Nothing lasts forever in this day and age, especially data. All your photos, your highlight clips on YouTube or even your favourite Blu-Ray movies are going to feel the rotting touch of time eventually as the information contained within those storage mediums begins to fade away. So what’s the best solution? A surprisingly transparent one: Glass.
First developed as a tool that could be used to see through walls, that humble amorphous solid has a wide array of applications that have helped create technological breakthroughs.
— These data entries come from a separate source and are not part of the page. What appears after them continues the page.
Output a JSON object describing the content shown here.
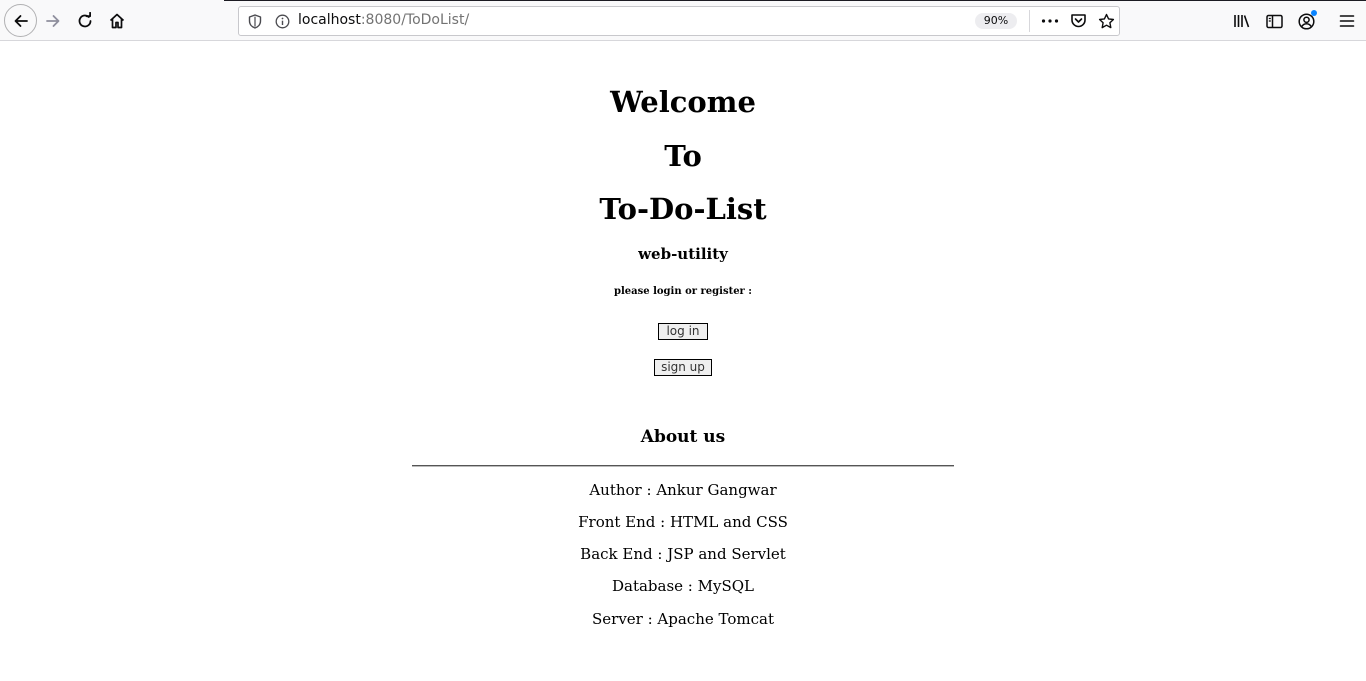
{
  "browser": {
    "url_host": "localhost",
    "url_rest": ":8080/ToDoList/",
    "zoom": "90%"
  },
  "page": {
    "heading_line1": "Welcome",
    "heading_line2": "To",
    "heading_line3": "To-Do-List",
    "subtitle": "web-utility",
    "prompt": "please login or register :",
    "login_label": "log in",
    "signup_label": "sign up",
    "about_title": "About us",
    "about_lines": [
      "Author : Ankur Gangwar",
      "Front End : HTML and CSS",
      "Back End : JSP and Servlet",
      "Database : MySQL",
      "Server : Apache Tomcat"
    ]
  },
  "icons": {
    "back": "arrow-left-icon",
    "forward": "arrow-right-icon",
    "reload": "reload-icon",
    "home": "home-icon",
    "shield": "shield-icon",
    "info": "info-icon",
    "more": "ellipsis-icon",
    "pocket": "pocket-icon",
    "bookmark": "star-icon",
    "library": "library-icon",
    "sidebar": "sidebar-icon",
    "account": "account-icon",
    "menu": "hamburger-menu-icon"
  },
  "colors": {
    "accent_dot": "#0a84ff",
    "chrome_bg": "#f9f9fa"
  }
}
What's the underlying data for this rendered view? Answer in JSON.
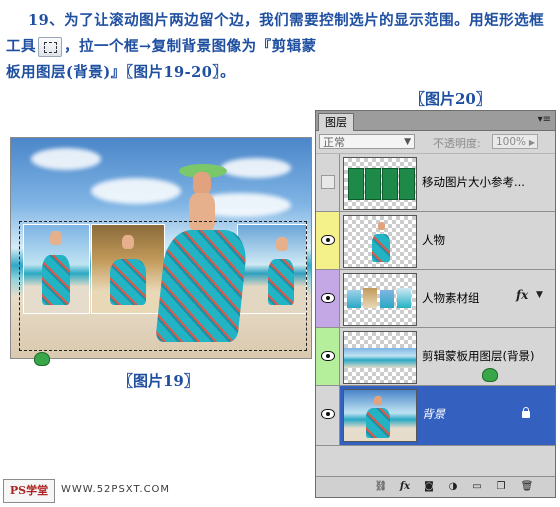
{
  "instruction": {
    "line1": "19、为了让滚动图片两边留个边，我们需要控制选片的显示范围。用矩形选框工具",
    "line1b": "，拉一个框→复制背景图像为『剪辑蒙",
    "line2": "板用图层(背景)』〖图片19-20〗。"
  },
  "captions": {
    "fig19": "〖图片19〗",
    "fig20": "〖图片20〗"
  },
  "layers_panel": {
    "tab_label": "图层",
    "blend_mode": "正常",
    "opacity_label": "不透明度:",
    "opacity_value": "100%",
    "layers": [
      {
        "name": "移动图片大小参考...",
        "visible": false,
        "tag_color": "#d6d6d6"
      },
      {
        "name": "人物",
        "visible": true,
        "tag_color": "#f4f08a"
      },
      {
        "name": "人物素材组",
        "visible": true,
        "tag_color": "#c4a8e6",
        "fx": "fx"
      },
      {
        "name": "剪辑蒙板用图层(背景)",
        "visible": true,
        "tag_color": "#b6ef9b"
      },
      {
        "name": "背景",
        "visible": true,
        "tag_color": "#3460c0",
        "selected": true
      }
    ],
    "bottom_icons": [
      "link-icon",
      "fx-icon",
      "mask-icon",
      "adjustment-icon",
      "group-icon",
      "new-layer-icon",
      "trash-icon"
    ]
  },
  "watermark": {
    "logo": "PS学堂",
    "url": "WWW.52PSXT.COM"
  }
}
Microsoft is looking to use glass for the next big step forward in information preservation for their Azure platform, with the most recent proof of concept being the transfer of the entire 1978 Superman movie to something that’s the mere size of a beer coaster.
Microsoft CEO Satya Nadella revealed the breakthrough at the Ignite conference today, claiming that the company had stored an entire film on regular quartz glass through their Project Silica initiative that was capable of withstanding a battery of tests that included baking, scratching and boiling. While Microsoft may not be the first company to tackle the problem of protecting information through glass, having their considerable resources and a partnership with Warner Bros. to help preserve their film library is a serious step forward for the idea.
The catch here, is that the technology used to transfer all those ones and zeros to glass is chuffing expensive stuff, with a good dollop of complex thrown into the mix as well. Infrared lasers encode the data into the early 2000s most forgotten gaming graphical feature, voxels, and then that data is stored within glass where machine learning algorithms can read and transmit the data back to your peepers.
“If Project Silica’s storage solution proves to be as cost-effective and as scalable as it could be — and we all recognize it’s still early days — this is something we’d love to see adopted by other studios and our peers and other industries,” said Vicky Colf, Warner Bros. chief technology officer via The Verge.
If it works for us, we firmly believe that this will be a benefit to anyone who wants to preserve and archive content.
If Microsoft succeeds with Project Silica and can drive costs down, the future of data storage might just be a whole lot more transparent. Provided that nobody opens a hammer and trampoline factory next to Silicon Valley that is.